Она покачала головой.

— Этого недостаточно. Духи — не песчинки. Их мало перенести на другое место — им нужно сказать. Кто скажет им?

Она с улыбкой смотрела на него, словно ожидая, что он отгадает загадку. Шоске совсем растерялся.

— Сказать? — переспросил он.

— Духи не войдут в человека просто так, — лукаво произнесла она, точно подсказывая. — И в животное духи не войдут по своему желанию. Им надо сказать. Кто скажет им?

Шоске решил рассердиться.

— Мне не нужны твои рассуждения. Отведи меня к царице!

Она снова засмеялась. Разговор доставлял ей удовольствие.

— Какой ты недогадливый. Ладно, я подскажу тебе. Нет никакой царицы. Есть царь. Он речет, и все падают ниц от одного его слова. Он повелевает, и входят в людей. Он приказывает своей княжне, — она стыдливо опустила глаза, — и она берет людей в полон. Ну, что же ты опять растерялся? Ты ведь знаешь, о ком я говорю. Тебе уже говорили о нем.

Шоске и вправду вконец растерялся.
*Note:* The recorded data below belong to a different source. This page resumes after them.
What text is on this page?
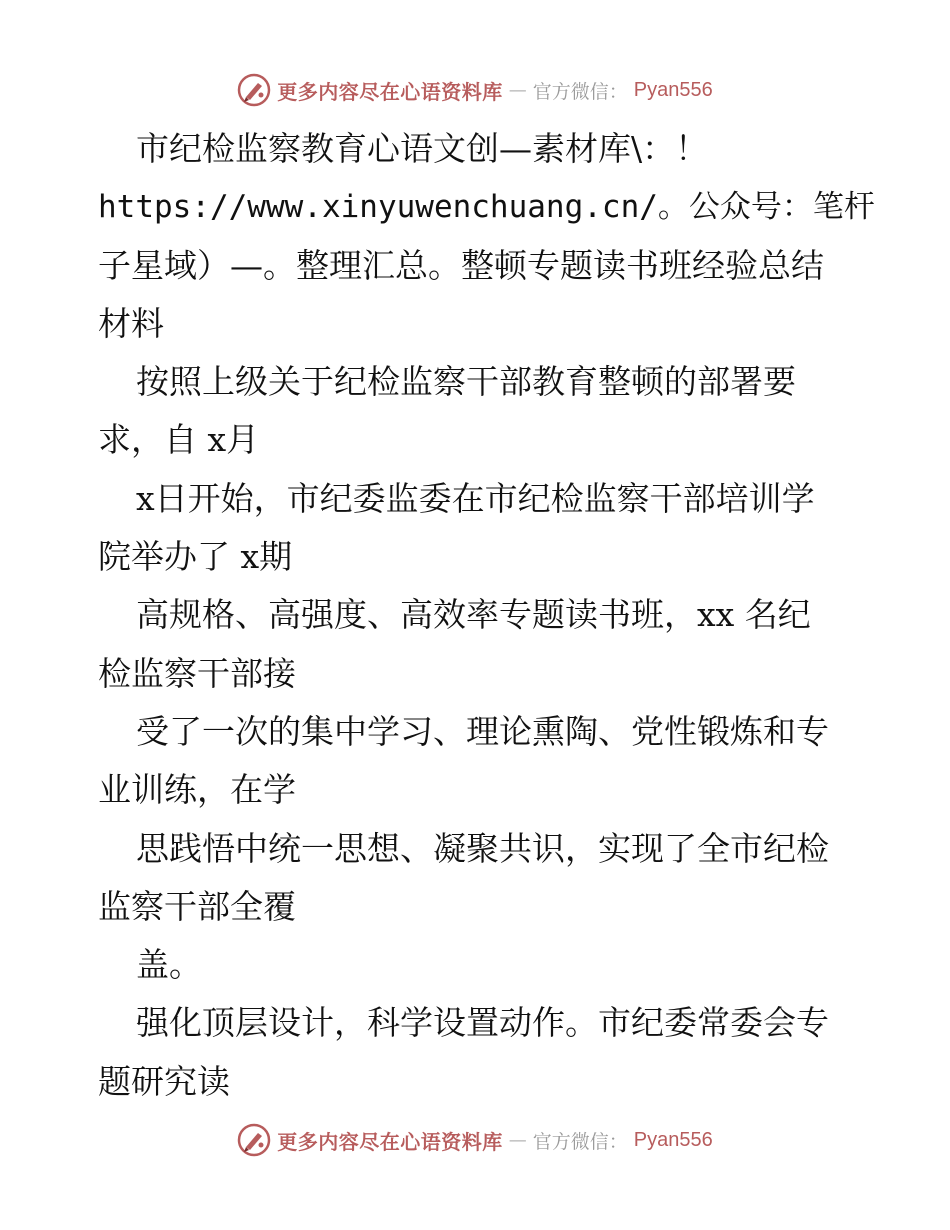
更多内容尽在心语资料库 — 官方微信： Pyan556
市纪检监察教育心语文创—素材库\：！
https://www.xinyuwenchuang.cn/。公众号：笔杆
子星域）—。整理汇总。整顿专题读书班经验总结
材料
按照上级关于纪检监察干部教育整顿的部署要
求，自 x月
x日开始，市纪委监委在市纪检监察干部培训学
院举办了 x期
高规格、高强度、高效率专题读书班，xx 名纪
检监察干部接
受了一次的集中学习、理论熏陶、党性锻炼和专
业训练，在学
思践悟中统一思想、凝聚共识，实现了全市纪检
监察干部全覆
盖。
强化顶层设计，科学设置动作。市纪委常委会专
题研究读
更多内容尽在心语资料库 — 官方微信： Pyan556
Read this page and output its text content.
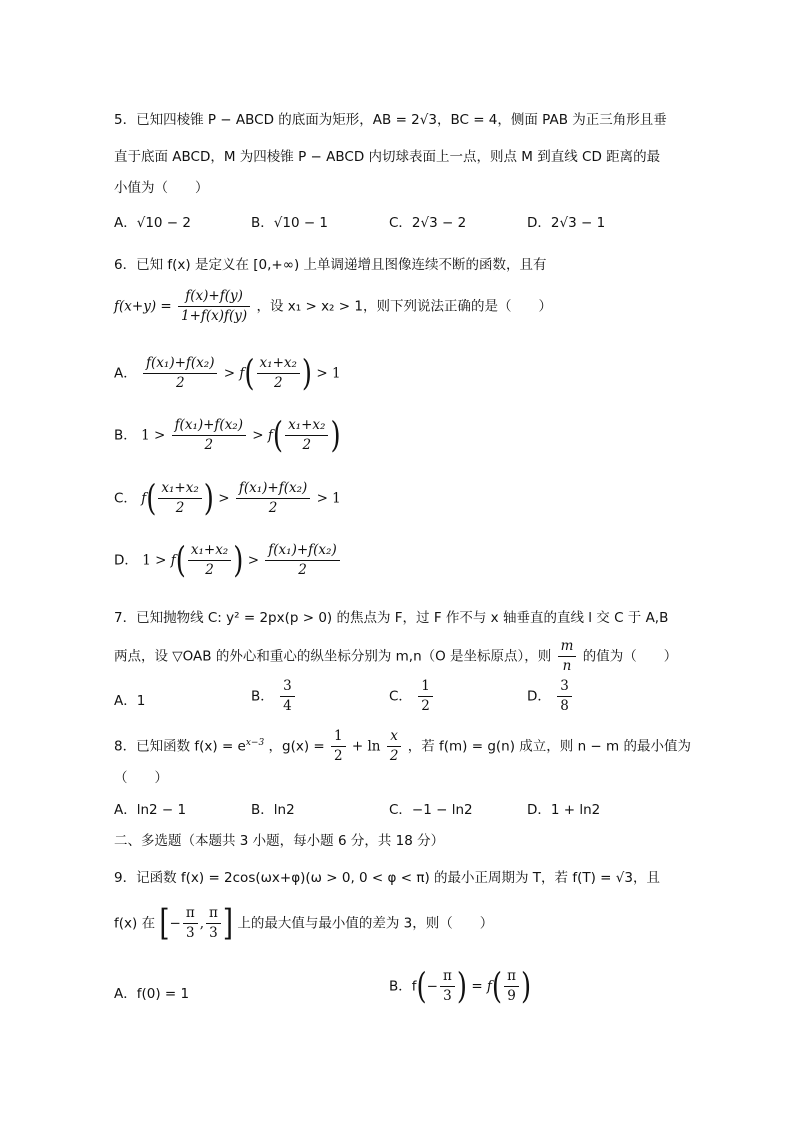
5．已知四棱锥 P − ABCD 的底面为矩形，AB = 2√3，BC = 4，侧面 PAB 为正三角形且垂
直于底面 ABCD，M 为四棱锥 P − ABCD 内切球表面上一点，则点 M 到直线 CD 距离的最
小值为（　　）
A．√10 − 2	B．√10 − 1	C．2√3 − 2	D．2√3 − 1
6．已知 f(x) 是定义在 [0,+∞) 上单调递增且图像连续不断的函数，且有
$f(x+y) = \frac{f(x)+f(y)}{1+f(x)f(y)}$ ，设 x₁ > x₂ > 1，则下列说法正确的是（　　）
A． $\frac{\text{f(x₁)+f(x₂)}}{2} > f( \frac{\text{x₁+x₂}}{2}$ ) > 1
B． $1 > \frac{\text{f(x₁)+f(x₂)}}{2} > f( \frac{\text{x₁+x₂}}{2}$ )
C． $f( \frac{\text{x₁+x₂}}{2}$ ) > $\frac{\text{f(x₁)+f(x₂)}}{2} > 1$
D． $1 > f( \frac{\text{x₁+x₂}}{2}$ ) > $\frac{\text{f(x₁)+f(x₂)}}{2}$
7．已知抛物线 C: y² = 2px(p > 0) 的焦点为 F，过 F 作不与 x 轴垂直的直线 l 交 C 于 A,B
两点，设 ▽OAB 的外心和重心的纵坐标分别为 m,n（O 是坐标原点），则 $\frac{m}{n}$ 的值为（　　）
A．1	B． $\frac{3}{4}$	C． $\frac{1}{2}$	D． $\frac{3}{8}$
8．已知函数 $f(x) = e^{x-3}$ ，$g(x) = \frac{1}{2} + \ln \frac{x}{2}$ ，若 f(m) = g(n) 成立，则 n − m 的最小值为
（　　）
A．ln2 − 1	B．ln2	C．−1 − ln2	D．1 + ln2
二、多选题（本题共 3 小题，每小题 6 分，共 18 分）
9．记函数 f(x) = 2cos(ωx+φ)(ω > 0, 0 < φ < π) 的最小正周期为 T，若 f(T) = √3，且
f(x) 在 [− $\frac{\pi}{3}$ , $\frac{\pi}{3}$ ] 上的最大值与最小值的差为 3，则（　　）
A．f(0) = 1	B．$f(- \frac{\pi}{3}$ ) = $f( \frac{\pi}{9}$ )
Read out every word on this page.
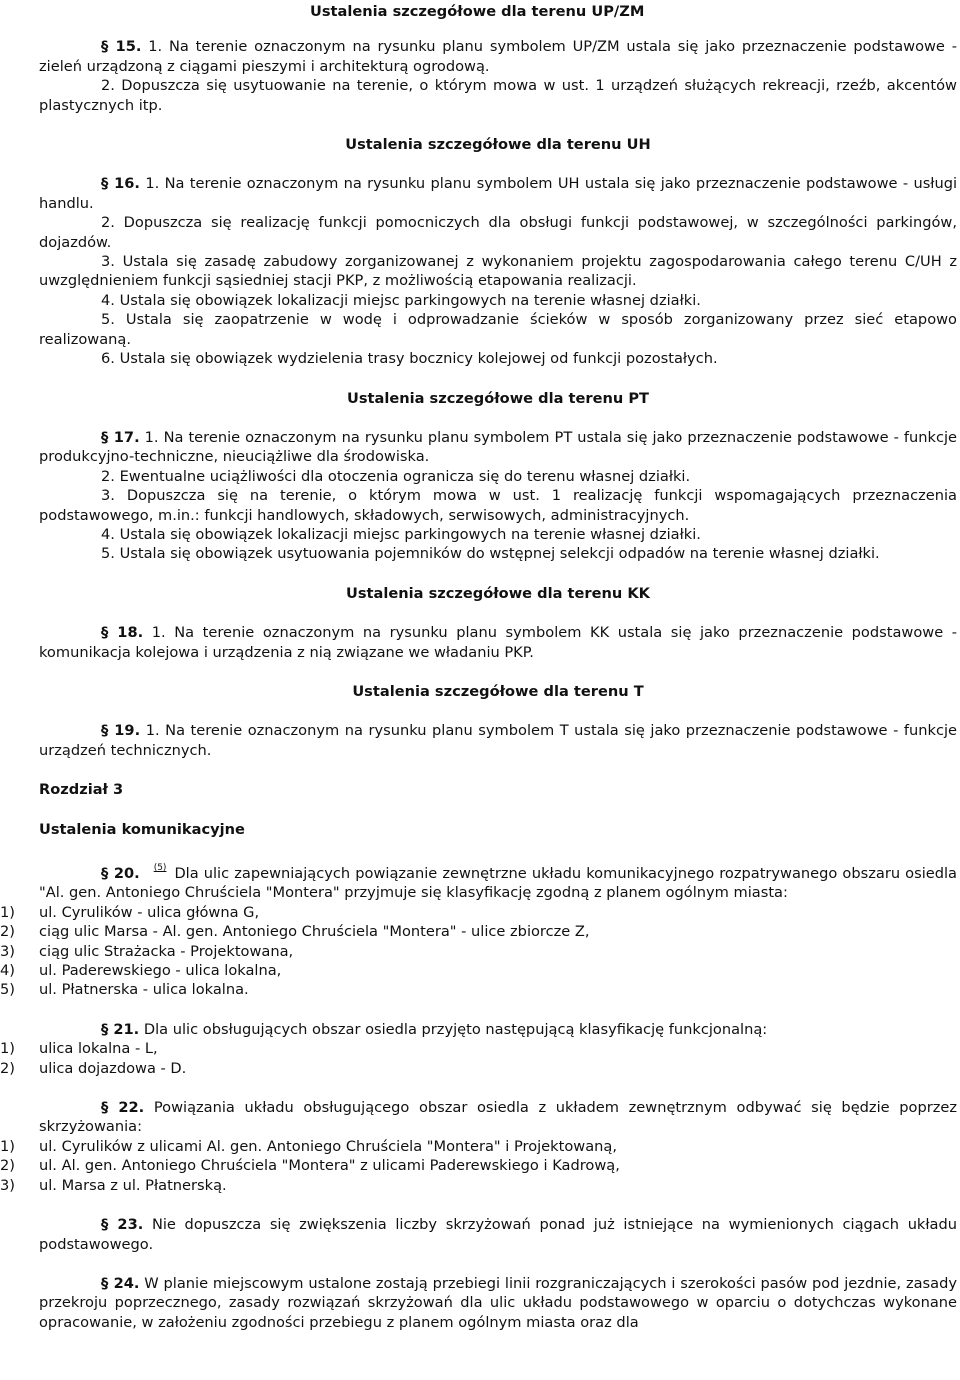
Ustalenia szczegółowe dla terenu UP/ZM

§ 15. 1. Na terenie oznaczonym na rysunku planu symbolem UP/ZM ustala się jako przeznaczenie podstawowe - zieleń urządzoną z ciągami pieszymi i architekturą ogrodową.

2. Dopuszcza się usytuowanie na terenie, o którym mowa w ust. 1 urządzeń służących rekreacji, rzeźb, akcentów plastycznych itp.

Ustalenia szczegółowe dla terenu UH

§ 16. 1. Na terenie oznaczonym na rysunku planu symbolem UH ustala się jako przeznaczenie podstawowe - usługi handlu.

2. Dopuszcza się realizację funkcji pomocniczych dla obsługi funkcji podstawowej, w szczególności parkingów, dojazdów.

3. Ustala się zasadę zabudowy zorganizowanej z wykonaniem projektu zagospodarowania całego terenu C/UH z uwzględnieniem funkcji sąsiedniej stacji PKP, z możliwością etapowania realizacji.

4. Ustala się obowiązek lokalizacji miejsc parkingowych na terenie własnej działki.

5. Ustala się zaopatrzenie w wodę i odprowadzanie ścieków w sposób zorganizowany przez sieć etapowo realizowaną.

6. Ustala się obowiązek wydzielenia trasy bocznicy kolejowej od funkcji pozostałych.

Ustalenia szczegółowe dla terenu PT

§ 17. 1. Na terenie oznaczonym na rysunku planu symbolem PT ustala się jako przeznaczenie podstawowe - funkcje produkcyjno-techniczne, nieuciążliwe dla środowiska.

2. Ewentualne uciążliwości dla otoczenia ogranicza się do terenu własnej działki.

3. Dopuszcza się na terenie, o którym mowa w ust. 1 realizację funkcji wspomagających przeznaczenia podstawowego, m.in.: funkcji handlowych, składowych, serwisowych, administracyjnych.

4. Ustala się obowiązek lokalizacji miejsc parkingowych na terenie własnej działki.

5. Ustala się obowiązek usytuowania pojemników do wstępnej selekcji odpadów na terenie własnej działki.

Ustalenia szczegółowe dla terenu KK

§ 18. 1. Na terenie oznaczonym na rysunku planu symbolem KK ustala się jako przeznaczenie podstawowe - komunikacja kolejowa i urządzenia z nią związane we władaniu PKP.

Ustalenia szczegółowe dla terenu T

§ 19. 1. Na terenie oznaczonym na rysunku planu symbolem T ustala się jako przeznaczenie podstawowe - funkcje urządzeń technicznych.

Rozdział 3

Ustalenia komunikacyjne

§ 20. $^{(5)}$ Dla ulic zapewniających powiązanie zewnętrzne układu komunikacyjnego rozpatrywanego obszaru osiedla "Al. gen. Antoniego Chruściela "Montera" przyjmuje się klasyfikację zgodną z planem ogólnym miasta:

1)	ul. Cyrulików - ulica główna G,
2)	ciąg ulic Marsa - Al. gen. Antoniego Chruściela "Montera" - ulice zbiorcze Z,
3)	ciąg ulic Strażacka - Projektowana,
4)	ul. Paderewskiego - ulica lokalna,
5)	ul. Płatnerska - ulica lokalna.

§ 21. Dla ulic obsługujących obszar osiedla przyjęto następującą klasyfikację funkcjonalną:

1)	ulica lokalna - L,
2)	ulica dojazdowa - D.

§ 22. Powiązania układu obsługującego obszar osiedla z układem zewnętrznym odbywać się będzie poprzez skrzyżowania:

1)	ul. Cyrulików z ulicami Al. gen. Antoniego Chruściela "Montera" i Projektowaną,
2)	ul. Al. gen. Antoniego Chruściela "Montera" z ulicami Paderewskiego i Kadrową,
3)	ul. Marsa z ul. Płatnerską.

§ 23. Nie dopuszcza się zwiększenia liczby skrzyżowań ponad już istniejące na wymienionych ciągach układu podstawowego.

§ 24. W planie miejscowym ustalone zostają przebiegi linii rozgraniczających i szerokości pasów pod jezdnie, zasady przekroju poprzecznego, zasady rozwiązań skrzyżowań dla ulic układu podstawowego w oparciu o dotychczas wykonane opracowanie, w założeniu zgodności przebiegu z planem ogólnym miasta oraz dla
Ее речи были темны для него, он не понимал, о ком она говорит.

— Есть только один царь, — продолжала она. — Но он скрыт до времени. Он ждет своего часа.

Шоске внезапно пробрало холодом, он задрожал. Он чувствовал себя маленьким и слабым. Если бы она сейчас кинулась на него, он не смог бы ответить.

Но она не бросалась. Вместо этого с усмешкой продекламировала:

— Как от смерти спастись? Что от смерти поможет?

Двери смерти закрыть самый мудрый не сможет.

Лишь смертельный нагрянет на смертного жар,

Вмиг оставит врачей их целительный дар.

Он понял, что она ждет, когда он попросит.

— Покажи мне его, — с трудом проговорил Шоске, лязгая зубами. — Приведи меня к нему.

— Он тоже хочет тебя видеть, Гартмут, — сказала моровая дева и поднялась.

Она оказалась выше его ростом на целых две головы. Длинная, тонкая, черная, она смотрела на него сверху вниз.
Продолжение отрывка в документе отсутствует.